SPEAKER_00So 12th grader and a and a ninth grader?
SPEAKER_01Yes. Okay.
SPEAKER_00Okay. Boy and a girl. Okay, a boy and a girl. Okay, keep going.
SPEAKER_01Um, so I originally was teaching and then I chose to stay home. Um once my kiddos hit middle school and high school, so sixth and ninth grader, I thought, gosh, you know, they're getting older. Maybe it's time for me to. I I had dabbled in some like very part-time things that were flexible, that you know, I could still primarily be with my kids. I mean, maybe 10 hours a week. Um, but I just there was nothing I really ever loved as much as just working with kids and being in the classroom. Sure. So I I long-term subbed actually for my son's class one year. And then they asked me to come on like full-time. So I taught for two years. And then at that time, I, you know what, when you're have a, I guess they would have been what, a seventh, seventh grader and maybe a tenth grader, you can't really say, well, I'm gonna stay home. Just felt weird. So people actually started saying I was retiring. And I thought, okay. Also, I've been back to work for two years. So I don't know if retiring is a fair term. But so I came back home because um, yeah, what I had sort of figured out was that while anybody that has teenagers knows that you kind of hit the ground running with teenagers as soon as school gets out until their 10 o'clock, 11 o'clock when they're going to bed. I mean, that's and so I just sort of felt like I loved my job, I loved teaching, but you know, it doesn't have a lot of flexibility. I'd be there all day and then I'd be off to a sporting event. Um, my kids are both very active, like three sport athletes. So I was just going to a sporting event and just it felt like a hamster will that I just yeah, I didn't want to be on. So fortunately, we had kind of set up our life prior to living off of one income. So I I stepped away again. So back at home.
SPEAKER_00You've been home now for how many years since that since that decision?
SPEAKER_01Is this my third? This will be like the school year was my third. Your third year. So yeah, okay. I sub, I substitute teach sometimes at our Catholic school. And yeah.
SPEAKER_00So how how are you uh how did you make the adjustment coming home after, you know? Um was it was it an okay adjustment or was it difficult for you?

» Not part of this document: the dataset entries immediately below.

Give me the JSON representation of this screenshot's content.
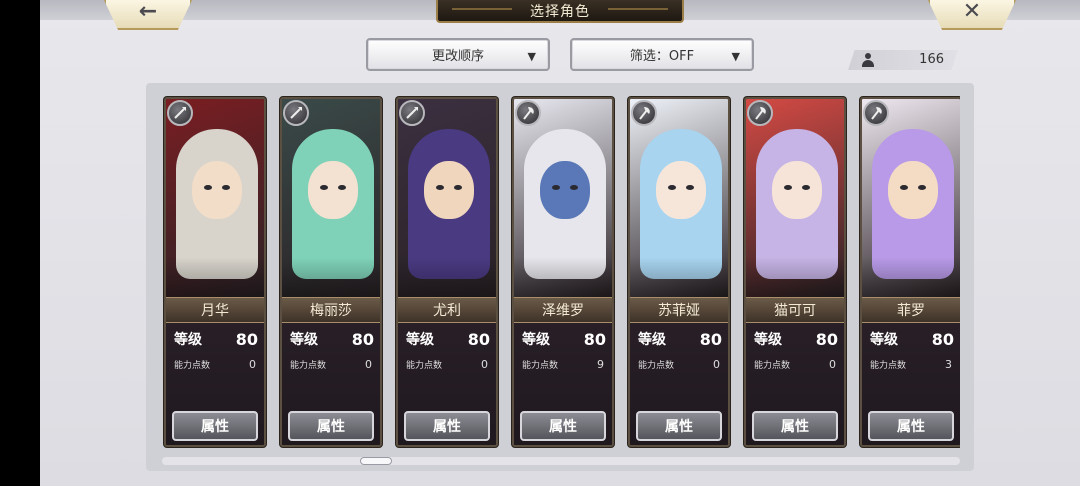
{
  "header": {
    "title": "选择角色",
    "back_icon": "←",
    "close_icon": "✕"
  },
  "controls": {
    "sort_label": "更改顺序",
    "filter_label": "筛选：OFF",
    "dropdown_arrow": "▼",
    "character_count": "166"
  },
  "cards": [
    {
      "name": "月华",
      "level_label": "等级",
      "level": "80",
      "ap_label": "能力点数",
      "ap": "0",
      "attr_label": "属性",
      "weapon": "spear-icon",
      "hair": "#d8d4cc",
      "skin": "#f1ddc8",
      "bg": "#7a1e22"
    },
    {
      "name": "梅丽莎",
      "level_label": "等级",
      "level": "80",
      "ap_label": "能力点数",
      "ap": "0",
      "attr_label": "属性",
      "weapon": "spear-icon",
      "hair": "#7fd2b8",
      "skin": "#f3e2d2",
      "bg": "#3a4a48"
    },
    {
      "name": "尤利",
      "level_label": "等级",
      "level": "80",
      "ap_label": "能力点数",
      "ap": "0",
      "attr_label": "属性",
      "weapon": "spear-icon",
      "hair": "#4a3a82",
      "skin": "#f0d6bc",
      "bg": "#3b3040"
    },
    {
      "name": "泽维罗",
      "level_label": "等级",
      "level": "80",
      "ap_label": "能力点数",
      "ap": "9",
      "attr_label": "属性",
      "weapon": "axe-icon",
      "hair": "#e6e6ec",
      "skin": "#5a78b8",
      "bg": "#e8e8f0"
    },
    {
      "name": "苏菲娅",
      "level_label": "等级",
      "level": "80",
      "ap_label": "能力点数",
      "ap": "0",
      "attr_label": "属性",
      "weapon": "axe-icon",
      "hair": "#a8d4f0",
      "skin": "#f6e6da",
      "bg": "#eef2f8"
    },
    {
      "name": "猫可可",
      "level_label": "等级",
      "level": "80",
      "ap_label": "能力点数",
      "ap": "0",
      "attr_label": "属性",
      "weapon": "axe-icon",
      "hair": "#c6b4e6",
      "skin": "#f6e4d8",
      "bg": "#d44a44"
    },
    {
      "name": "菲罗",
      "level_label": "等级",
      "level": "80",
      "ap_label": "能力点数",
      "ap": "3",
      "attr_label": "属性",
      "weapon": "axe-icon",
      "hair": "#b89ae8",
      "skin": "#f4dcc4",
      "bg": "#efe8f0"
    }
  ]
}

SPEAKER_01It was difficult because I was, I think in what in one way it made me appreciate what maybe I had taken for granted, you know, the being in control of my time or and um you know, I think since I had I had done that for so long that it just uh I didn't really remember know any different in my motherhood. I'd always stayed home. But so it made me appreciate it. But I was also now in a new stage of life with you know, having two older kids. And a lot of the ways that, you know, the things you're doing with younger kids, the you know, the play dates and mom kind of orchestrating things more was not happening. So um I I realized that I now had a little more time to kind of focus on like me. And um, you know, yeah, it just it just switched in that I was kind of like now who am I? I mean, I'm mom still. Right. But yeah, because I know that like once my kids get home, like you know, I'm fully in as being mom and obviously wife, that um, what do I do to fill my own cup? And I think that that's probably been um sometimes hindsight, you know, they say is 2020. And I look at it and I really think like in my own faith journey, I see my relationship with God and my faith has grown largely since then, just because I mean I've always had faith, but um, it's kind of become more of a priority and I've had a little bit more time to focus on it. And sure, um, yeah, just some relationships with some godly friends that I've made. And yeah. So okay.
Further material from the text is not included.